Book Review: “A Little History of Philosophy” by Nigel Warburton

“A Little History of Philosophy” by Nigel Warburton

little history philosophy

Does what it says on the tin. From Socrates through to Alan Turing and Peter Singer, bitesize chapters relate the history of philosophy from its birth to present day. You couldn’t call it a full history, since it focuses primarily on Western philosophy. Nevertheless, it is a lovely introduction to philosophy for students or for anyone with an interest in the subject. These philosophical episodes also coalesce with pivotal moments of political and scientific change: Rousseau in the French Revolution, Charles Darwin’s theory of evolution, Karl Marx theorising Communism, Alan Turing cracking the Enigma code. Joining the philosophical dots through history helps to paint a picture of humanity and continued attempts to improve ourselves.

The tone of the chapters evolves as you read. Warburton is almost flippant and comedic at the start, when discussing Socrates. But this may well be a reflection of the ancient historical accounts we have access to. The erosion of time has made them into characters, rather than people. You cannot help but find Pyrrho to be an amusing character. Pyrrho was an early sceptic who believed we can know absolutely nothing. Our physical senses were likely to mislead us, so he therefore ignored them entirely.

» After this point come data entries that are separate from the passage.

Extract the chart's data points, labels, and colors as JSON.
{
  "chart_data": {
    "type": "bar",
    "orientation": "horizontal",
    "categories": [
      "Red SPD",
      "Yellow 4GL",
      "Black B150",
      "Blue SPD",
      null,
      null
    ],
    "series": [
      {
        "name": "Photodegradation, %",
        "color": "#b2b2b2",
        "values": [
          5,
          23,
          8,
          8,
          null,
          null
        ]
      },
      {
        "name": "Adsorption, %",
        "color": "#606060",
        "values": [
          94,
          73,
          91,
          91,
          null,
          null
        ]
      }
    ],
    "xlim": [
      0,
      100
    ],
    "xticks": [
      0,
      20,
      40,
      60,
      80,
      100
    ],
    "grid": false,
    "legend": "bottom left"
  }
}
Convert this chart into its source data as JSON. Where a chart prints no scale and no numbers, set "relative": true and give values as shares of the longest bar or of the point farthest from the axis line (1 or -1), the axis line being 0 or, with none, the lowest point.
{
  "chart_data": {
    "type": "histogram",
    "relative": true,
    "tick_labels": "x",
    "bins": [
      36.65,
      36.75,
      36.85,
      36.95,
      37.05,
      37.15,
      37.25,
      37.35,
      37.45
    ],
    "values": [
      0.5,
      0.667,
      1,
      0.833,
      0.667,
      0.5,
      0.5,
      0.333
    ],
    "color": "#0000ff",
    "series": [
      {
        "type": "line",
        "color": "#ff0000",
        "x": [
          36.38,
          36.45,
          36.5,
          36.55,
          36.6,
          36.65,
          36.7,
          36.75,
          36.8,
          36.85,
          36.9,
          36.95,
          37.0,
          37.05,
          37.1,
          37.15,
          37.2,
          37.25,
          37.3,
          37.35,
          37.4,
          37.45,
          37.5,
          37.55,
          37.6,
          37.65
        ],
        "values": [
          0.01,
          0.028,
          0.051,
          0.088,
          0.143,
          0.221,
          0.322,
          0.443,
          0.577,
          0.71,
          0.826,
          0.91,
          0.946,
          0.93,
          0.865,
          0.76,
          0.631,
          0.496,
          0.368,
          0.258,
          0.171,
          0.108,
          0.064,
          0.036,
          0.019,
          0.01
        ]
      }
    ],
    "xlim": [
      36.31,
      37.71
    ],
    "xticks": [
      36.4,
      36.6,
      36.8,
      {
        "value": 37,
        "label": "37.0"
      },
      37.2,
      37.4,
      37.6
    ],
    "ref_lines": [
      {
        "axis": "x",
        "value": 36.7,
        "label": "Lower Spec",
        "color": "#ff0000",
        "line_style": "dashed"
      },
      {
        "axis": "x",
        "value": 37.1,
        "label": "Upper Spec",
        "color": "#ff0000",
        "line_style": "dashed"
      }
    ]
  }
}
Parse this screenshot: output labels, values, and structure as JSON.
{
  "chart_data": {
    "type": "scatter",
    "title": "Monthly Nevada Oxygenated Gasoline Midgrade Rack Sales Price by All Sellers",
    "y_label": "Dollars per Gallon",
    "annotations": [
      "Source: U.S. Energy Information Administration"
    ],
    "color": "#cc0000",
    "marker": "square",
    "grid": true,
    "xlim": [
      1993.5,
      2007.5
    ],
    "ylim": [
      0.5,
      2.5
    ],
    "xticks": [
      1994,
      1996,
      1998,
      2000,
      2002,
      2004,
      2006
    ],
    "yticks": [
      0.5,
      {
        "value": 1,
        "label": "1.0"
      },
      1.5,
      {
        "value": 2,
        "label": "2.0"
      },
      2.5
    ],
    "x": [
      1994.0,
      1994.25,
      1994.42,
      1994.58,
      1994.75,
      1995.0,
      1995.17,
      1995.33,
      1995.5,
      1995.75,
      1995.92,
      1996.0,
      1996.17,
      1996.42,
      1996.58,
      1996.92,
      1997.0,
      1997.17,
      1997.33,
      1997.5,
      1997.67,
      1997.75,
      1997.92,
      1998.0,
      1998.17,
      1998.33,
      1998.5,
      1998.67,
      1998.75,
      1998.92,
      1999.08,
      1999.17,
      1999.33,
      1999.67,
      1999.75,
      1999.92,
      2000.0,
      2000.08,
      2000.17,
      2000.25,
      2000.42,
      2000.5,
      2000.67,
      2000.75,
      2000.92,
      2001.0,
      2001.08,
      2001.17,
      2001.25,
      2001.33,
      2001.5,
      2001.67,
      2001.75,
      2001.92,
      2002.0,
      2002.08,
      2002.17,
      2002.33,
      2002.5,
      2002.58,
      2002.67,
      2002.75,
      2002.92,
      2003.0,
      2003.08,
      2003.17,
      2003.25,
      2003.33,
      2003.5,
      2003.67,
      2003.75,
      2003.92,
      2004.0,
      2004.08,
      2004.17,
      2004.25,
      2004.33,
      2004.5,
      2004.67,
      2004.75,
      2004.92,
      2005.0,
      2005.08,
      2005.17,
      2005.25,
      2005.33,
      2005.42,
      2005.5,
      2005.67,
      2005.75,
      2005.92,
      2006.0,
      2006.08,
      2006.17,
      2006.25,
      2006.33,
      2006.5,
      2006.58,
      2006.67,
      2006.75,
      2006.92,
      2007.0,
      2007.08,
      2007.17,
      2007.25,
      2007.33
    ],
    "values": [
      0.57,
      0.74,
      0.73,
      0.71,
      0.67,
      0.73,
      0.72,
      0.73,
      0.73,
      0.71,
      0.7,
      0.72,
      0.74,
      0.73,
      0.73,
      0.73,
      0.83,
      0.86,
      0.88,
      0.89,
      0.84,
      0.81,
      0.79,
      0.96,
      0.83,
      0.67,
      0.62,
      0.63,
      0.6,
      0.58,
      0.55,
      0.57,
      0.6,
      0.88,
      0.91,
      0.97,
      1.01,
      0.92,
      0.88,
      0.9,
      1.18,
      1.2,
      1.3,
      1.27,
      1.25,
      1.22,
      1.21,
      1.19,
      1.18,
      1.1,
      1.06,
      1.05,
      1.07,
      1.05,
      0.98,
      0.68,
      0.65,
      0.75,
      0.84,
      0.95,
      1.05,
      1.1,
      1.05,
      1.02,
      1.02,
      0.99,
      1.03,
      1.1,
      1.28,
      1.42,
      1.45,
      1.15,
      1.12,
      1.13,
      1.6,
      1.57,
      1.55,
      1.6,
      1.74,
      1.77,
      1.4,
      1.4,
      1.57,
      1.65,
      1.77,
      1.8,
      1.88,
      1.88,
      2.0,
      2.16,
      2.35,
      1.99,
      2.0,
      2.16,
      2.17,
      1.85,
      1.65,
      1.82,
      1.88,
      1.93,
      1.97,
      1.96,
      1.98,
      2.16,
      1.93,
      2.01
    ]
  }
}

“So, whereas most people would take the sight of a cliff edge with a sheer drop as strong evidence that it would be very foolish to keep walking forward, Pyrrho didn’t … Even the feeling of his toes curling over the cliff edge, or the senstation of tipping forward, wouldn’t have convinced him he was about to fall to the rocks below. It wasn’t even obvious to him that falling on to the rocks would be so bad for his health. How could he be absolutely sure of that?” p17

As the book moves further toward the present, the tone becomes more sincere and the questions more relevant for a modern reader. Will computers be able to achieve consciousness, for example? Is abortion moral? Reading this book is like studying a unit called “Introduction to Philosophy,”  with lectures from a university professor (which of course they are). Studying Socrates and Pyrrho give you a flavour of philosophical thought, but their insights are unlikely to impact on modern day life. Warburton fulfils his role as teacher by introducing an increasingly provocative style that encourages the reader, or student, to explore and question.